Both approaches have value and each of the two consortia has appealing elements in its preliminary design. But they simply aren’t the same thing and neither will—or can, or should be expected to—serve every worthy purpose in the realm of assessment. Although Secretary Duncan’s team understandably dreams of a single, tidy, new national assessment system that serves both formative and summative purposes, any new system also needs to be valid, reliable, affordable, manageable, and a bunch of other things. It’s folly to suppose that dreaming about a single combined approach will make it real. And everything we know about assessments gives us pause regarding the feasibility of such a hybrid.
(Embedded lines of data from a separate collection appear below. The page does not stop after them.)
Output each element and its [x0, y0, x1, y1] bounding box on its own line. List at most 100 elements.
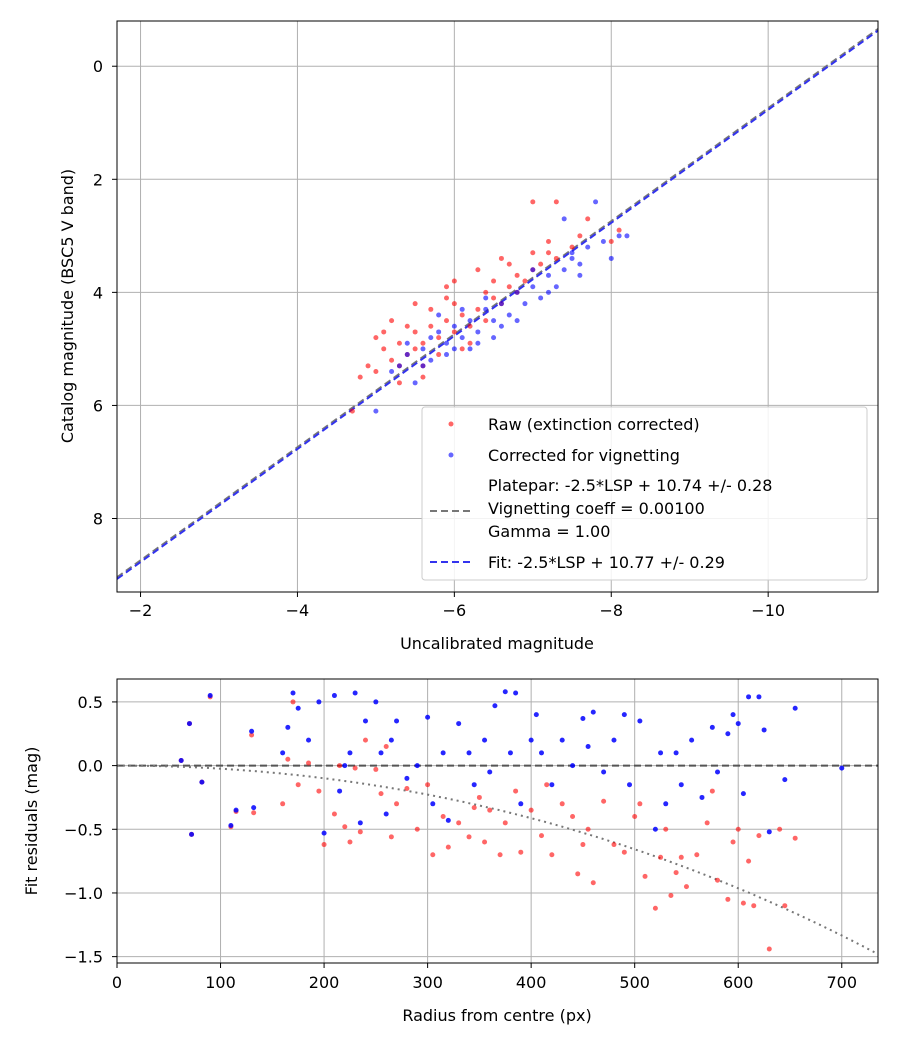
corrected-residual-point [730, 712, 736, 718]
corrected-residual-point [585, 743, 591, 749]
raw-point [538, 261, 544, 267]
corrected-point [459, 335, 465, 341]
bottom-x-axis-label: Radius from centre (px) [402, 1006, 591, 1025]
raw-point [451, 329, 457, 335]
corrected-point [561, 216, 567, 222]
raw-residual-point [549, 852, 555, 858]
corrected-residual-point [637, 718, 643, 724]
raw-point [389, 318, 395, 324]
raw-residual-point [658, 854, 664, 860]
corrected-residual-point [321, 830, 327, 836]
raw-residual-point [482, 839, 488, 845]
top-y-tick-label: 8 [93, 510, 103, 529]
raw-residual-point [394, 801, 400, 807]
bottom-y-axis-label: Fit residuals (mag) [22, 747, 41, 896]
corrected-residual-point [373, 699, 379, 705]
raw-point [444, 284, 450, 290]
corrected-residual-point [331, 693, 337, 699]
corrected-point [530, 284, 536, 290]
corrected-point [506, 312, 512, 318]
corrected-point [577, 272, 583, 278]
raw-residual-point [704, 820, 710, 826]
corrected-residual-point [352, 690, 358, 696]
raw-residual-point [373, 766, 379, 772]
corrected-point [553, 284, 559, 290]
raw-point [412, 301, 418, 307]
corrected-residual-point [590, 709, 596, 715]
raw-residual-point [528, 807, 534, 813]
raw-residual-point [652, 905, 658, 911]
raw-residual-point [766, 946, 772, 952]
top-x-tick-label: −10 [751, 601, 785, 620]
legend-corrected-marker [448, 452, 454, 458]
corrected-residual-point [652, 826, 658, 832]
raw-residual-point [440, 814, 446, 820]
corrected-point [585, 244, 591, 250]
corrected-residual-point [528, 737, 534, 743]
raw-residual-point [466, 834, 472, 840]
corrected-residual-point [280, 750, 286, 756]
top-x-axis-label: Uncalibrated magnitude [400, 634, 594, 653]
raw-point [381, 346, 387, 352]
raw-residual-point [590, 880, 596, 886]
corrected-point [616, 233, 622, 239]
corrected-point [475, 340, 481, 346]
corrected-residual-point [189, 831, 195, 837]
corrected-residual-point [337, 788, 343, 794]
corrected-residual-point [627, 782, 633, 788]
corrected-residual-point [414, 763, 420, 769]
raw-residual-point [502, 820, 508, 826]
raw-point [530, 199, 536, 205]
corrected-residual-point [766, 829, 772, 835]
corrected-residual-point [725, 731, 731, 737]
corrected-residual-point [678, 782, 684, 788]
corrected-point [389, 369, 395, 375]
raw-residual-point [611, 842, 617, 848]
raw-point [585, 216, 591, 222]
corrected-residual-point [746, 694, 752, 700]
raw-residual-point [683, 884, 689, 890]
corrected-residual-point [689, 737, 695, 743]
corrected-residual-point [342, 763, 348, 769]
corrected-residual-point [658, 750, 664, 756]
bottom-x-tick-label: 300 [412, 973, 443, 992]
raw-residual-point [425, 782, 431, 788]
top-x-tick-label: −2 [129, 601, 153, 620]
vignetting-curve [117, 764, 878, 955]
raw-point [616, 227, 622, 233]
corrected-point [420, 346, 426, 352]
bottom-x-tick-label: 0 [112, 973, 122, 992]
corrected-residual-point [378, 750, 384, 756]
raw-point [553, 199, 559, 205]
corrected-point [412, 380, 418, 386]
raw-point [545, 250, 551, 256]
raw-point [522, 278, 528, 284]
corrected-point [436, 329, 442, 335]
bottom-x-tick-label: 400 [516, 973, 547, 992]
corrected-point [483, 306, 489, 312]
corrected-residual-point [445, 817, 451, 823]
corrected-residual-point [199, 779, 205, 785]
raw-point [436, 335, 442, 341]
corrected-point [608, 255, 614, 261]
raw-residual-point [445, 844, 451, 850]
raw-residual-point [280, 801, 286, 807]
corrected-point [404, 340, 410, 346]
corrected-residual-point [549, 782, 555, 788]
corrected-residual-point [715, 769, 721, 775]
raw-point [444, 318, 450, 324]
raw-point [569, 244, 575, 250]
bottom-chart: 0 100 200 300 400 500 600 700 0.5 0.0 −0.5 −1.0 −1.5… [22, 678, 879, 1025]
raw-residual-point [295, 782, 301, 788]
raw-residual-point [642, 873, 648, 879]
corrected-residual-point [440, 750, 446, 756]
legend-raw-marker [448, 421, 454, 427]
raw-residual-point [575, 871, 581, 877]
raw-point [459, 346, 465, 352]
corrected-residual-point [471, 782, 477, 788]
corrected-residual-point [756, 694, 762, 700]
raw-point [451, 301, 457, 307]
raw-point [420, 340, 426, 346]
top-x-tick-label: −6 [443, 601, 467, 620]
corrected-residual-point [621, 712, 627, 718]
Far better to let multiple teams—preferably more than two—develop different designs, each with its own integrity and viability. Then let states select the approach that suits them. Let Congress decide how to revise NCLB/ESEA to take account of these new assessments. Let NAEP continue to serve as external auditor—and comparer—of states’ performance, regardless of what they use for their own tests. Let’s see what works. Let’s encourage some experimentation. Let’s allow pears to be separate from mangoes. Let’s avoid fruit salad.
Then there is the awkward, sensitive matter of Professor Darling-Hammond and her earnest, deep, and well-reasoned view that assessment is mainly for the purpose of improving instruction, not for tallying, ranking, evaluating, judging, or scoring. Indeed, she seems none too interested in external standards or in aligning assessments with them. Were there to be but one single new assessment, and were she to play a leadership role in that project (as we must assume would happen), the assessment that results would not likely foster either stronger student achievement or better results-based accountability.
One clue: The Palo Alto charter school most prominently identified with Ms. Darling-Hammond (and, indeed, with the Stanford ed school) has produced abysmal results on the current California state test. So abysmal that its charter is not being renewed. We suspect that this school is a cheerful place full of eager teachers, plenty of portfolios, performances and formative feedback, maybe even contented, fulfilled students. The problem is that they’re not learning what the state of California, in its wisdom, has said they ought to learn.
In a matter of months, the “Common Core” state standards initiative is going to finalize its version of what young Americans ought to learn. We don’t know what the final edition will look like or whether we’ll like it. But the March draft was good, better than I for one expected, and I foresee many states concluding—round two Race to the Top applicants are supposed to conclude this by August—that the “common core” standards are superior to what they’ve been using.
That’s a promising but risky move for American education, one far too important to compromise with a single, flawed new assessment system that tries to serve too many different purposes, that confuses peaches with pineapples, and that is designed in large measure by a respected academic who has many virtues but who also has a lackluster track record when it comes to kids actually learning.